Choices, choices

Back in the early days of the debate around the Affordable Care Act, a sizable proportion of the discussion was centered around what the ACA’s critics called “death panels”—groups of bureaucrats that were supposed to decide who does and does not get health care. And while death panels turned out to be a complete fabrication—there is no part of the ACA that specifies anything resembling such a thing—the whole scare indirectly raised questions that are worth thinking about. The reason the idea of death panels is so abhorrent is that we’re placing in the hands of a small group of officials the power to decide who lives. But as a collective and as individuals, we are endlessly and inevitably confronted with life-or-death choices, even if our terror of that responsibility prevents us from seeing them that way.

Congress is a prime example of a group that we don’t think of as a death panel, though that role is implicit in its mission. With the trillions of dollars it gets to allocate, our legislature has the power to do a lot in the name of saving the lives and protecting the total well-being of the citizens it represents. But you can hardly argue that it has devoted itself maximally to this charge. And even if it were devoting itself maximally towards the protection of its constituents’ lives, it would be constantly forced to make the decision between one person’s life versus another’s. A life-or-death decision is implicit in every allocation Congress makes—every dollar that gets spent on farm subsidies is a dollar that doesn’t get spent on health care or feeding the starving.

If you think about it, this argument applies equally well to us individually. Every time we buy a Macbook, say, we are making a choice not to spend the $1,300 to help prevent malaria or other deadly but easily avoidable diseases that plague the developing world. It might not seem like a Macbook means the difference between life and death, but the numbers aren’t actually too far off.
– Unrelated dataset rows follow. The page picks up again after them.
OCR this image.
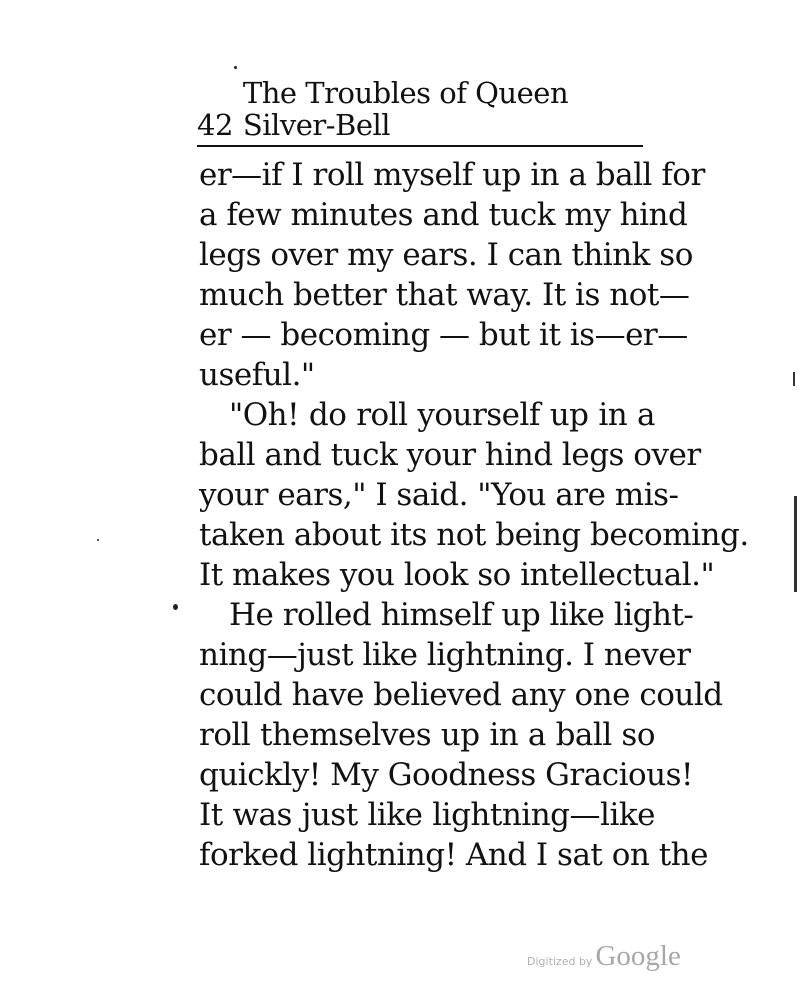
42
The Troubles of Queen Silver-Bell
er—if I roll myself up in a ball for
a few minutes and tuck my hind
legs over my ears. I can think so
much better that way. It is not—
er — becoming — but it is—er—
useful."
"Oh! do roll yourself up in a
ball and tuck your hind legs over
your ears," I said. "You are mis-
taken about its not being becoming.
It makes you look so intellectual."
He rolled himself up like light-
ning—just like lightning. I never
could have believed any one could
roll themselves up in a ball so
quickly! My Goodness Gracious!
It was just like lightning—like
forked lightning! And I sat on the
Digitized by Google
One of the most effective charities, by a number of estimates, is the Against Malaria Foundation (AMF), which uses the donations it receives to distribute mosquito nets in the developing world. GiveWell, an independent charity evaluator, estimates that AMF spends on average $3,400 per life it saves. So, every time we spend that much money for other purposes, we’re choosing a world in which one more person dies of malaria in preference to one in which that person doesn’t. We’re making the same decision that a death panel would have to make, even though the choice of someone’s death is hidden in the psychological depths of that decision. And while you may not have known that particular statistic before, you’d have a hard time convincing me that you didn’t know your money could be put to a similar life-saving use—in short, pleading ignorance doesn’t work.
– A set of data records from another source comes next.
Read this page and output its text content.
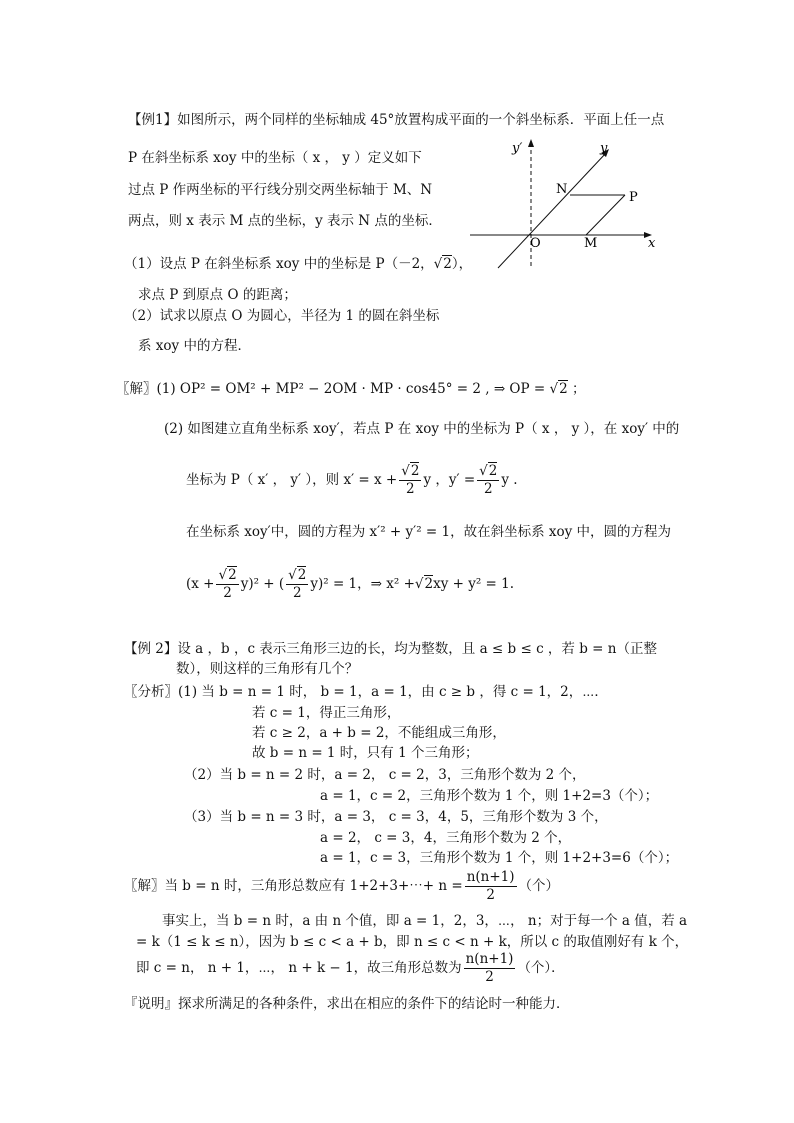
【例1】如图所示，两个同样的坐标轴成 45°放置构成平面的一个斜坐标系．平面上任一点
P 在斜坐标系 xoy 中的坐标（ x ， y ）定义如下
过点 P 作两坐标的平行线分别交两坐标轴于 M、N
两点，则 x 表示 M 点的坐标，y 表示 N 点的坐标．
（1）设点 P 在斜坐标系 xoy 中的坐标是 P（－2，√2），
求点 P 到原点 O 的距离；
（2）试求以原点 O 为圆心，半径为 1 的圆在斜坐标
系 xoy 中的方程．
y′	y
x
N
P
O	M
〖解〗(1) OP² = OM² + MP² − 2OM · MP · cos45° = 2 , ⇒ OP = √2 ；
(2) 如图建立直角坐标系 xoy′，若点 P 在 xoy 中的坐标为 P（ x ， y ），在 xoy′ 中的
坐标为 P（ x′ ， y′ ），则 $x' = x + \frac{√2}{2}$ y ，$y' = \frac{√2}{2}$ y .
在坐标系 xoy′中，圆的方程为 x′² + y′² = 1，故在斜坐标系 xoy 中，圆的方程为
$(x + \frac{√2}{2} y)^2$ + ( $\frac{√2}{2} y)^2 = 1$，⇒ x² +√2xy + y² = 1.
【例 2】设 a ，b ，c 表示三角形三边的长，均为整数，且 a ≤ b ≤ c ，若 b = n（正整
数），则这样的三角形有几个？
〖分析〗(1) 当 b = n = 1 时， b = 1，a = 1，由 c ≥ b ，得 c = 1，2，⋯．
若 c = 1，得正三角形，
若 c ≥ 2，a + b = 2，不能组成三角形，
故 b = n = 1 时，只有 1 个三角形；
（2）当 b = n = 2 时，a = 2， c = 2，3，三角形个数为 2 个，
a = 1，c = 2，三角形个数为 1 个，则 1+2=3（个）；
（3）当 b = n = 3 时，a = 3， c = 3，4，5，三角形个数为 3 个，
a = 2， c = 3，4，三角形个数为 2 个，
a = 1，c = 3，三角形个数为 1 个，则 1+2+3=6（个）；
〖解〗当 b = n 时，三角形总数应有 1+2+3+⋯+ $n = \frac{n(n+1)}{2}$ （个）
事实上，当 b = n 时，a 由 n 个值，即 a = 1，2，3，⋯， n；对于每一个 a 值，若 a
= k（1 ≤ k ≤ n），因为 b ≤ c < a + b，即 n ≤ c < n + k，所以 c 的取值刚好有 k 个，
即 c = n， n + 1，⋯， n + k − 1，故三角形总数为 $\frac{n(n+1)}{2}$ （个）．
『说明』探求所满足的各种条件，求出在相应的条件下的结论时一种能力．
A lot of people argue that we shouldn’t be held responsible for the good we could do but do not do. Choosing not to donate the $3,400 necessary to save someone’s life does not amount to condemning a person to death, they say. Maybe not. But to the extent that such a decision is a conscious one, it amounts to actively choosing between a world where one more life is saved and a world where one is not. You might object—wouldn’t always thinking about the lives that could be saved through the choices we make place an unreasonable burden on us? To this, I respond that the requirement that the demands of ethics be “reasonable,” whatever that means, has no grounds except in some deeply-held conviction that some of us feel.
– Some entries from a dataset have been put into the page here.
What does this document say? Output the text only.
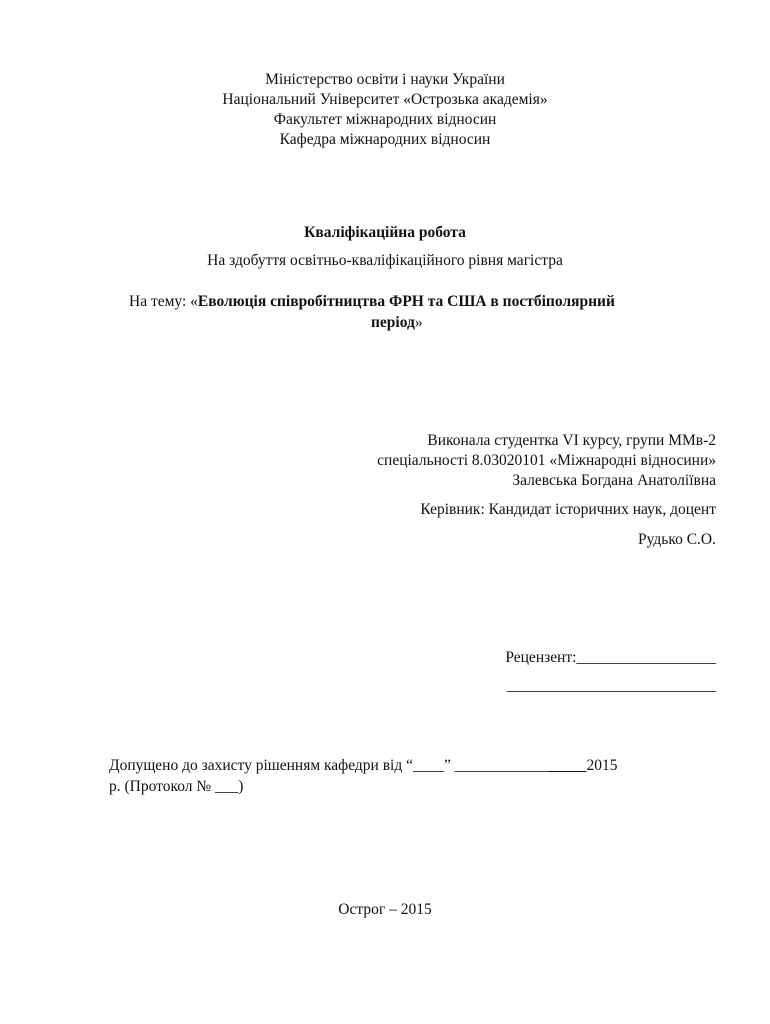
Міністерство освіти і науки України
Національний Університет «Острозька академія»
Факультет міжнародних відносин
Кафедра міжнародних відносин
Кваліфікаційна робота
На здобуття освітньо-кваліфікаційного рівня магістра
На тему: «Еволюція співробітництва ФРН та США в постбіполярний
період»
Виконала студентка VI курсу, групи ММв-2
спеціальності 8.03020101 «Міжнародні відносини»
Залевська Богдана Анатоліївна
Керівник: Кандидат історичних наук, доцент
Рудько С.О.
Рецензент:__________________
___________________________
Допущено до захисту рішенням кафедри від “____” _________________2015
р. (Протокол № ___)
Острог – 2015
The point of this whole discussion is not to say that we are all killing machines or to shame anybody that has a Macbook—for the record, I own one. Instead, I simply want to bring attention to the unexpected gravity that underlies many of the decisions we make. Sure, none of us is likely to ever do all the good that we could, but, if anything, I hope this column is a reminder of the surprising degree to which we can make others’ lives better through our own decisions.

To go back to the idea of death panels—the concept would have been unilaterally, unquestionably opposed if it had actually been in the legislation, but what everyone forgets is that a death panel-type choice is hidden in the shadows of nearly every decision that we make, especially those that we make as a collective. The question is—will we let that fact terrify us into ignoring it, or will we face the responsibility head-on?

Eugene Rabinovich is a Trinity senior. This is his second column in a biweekly series during the summer.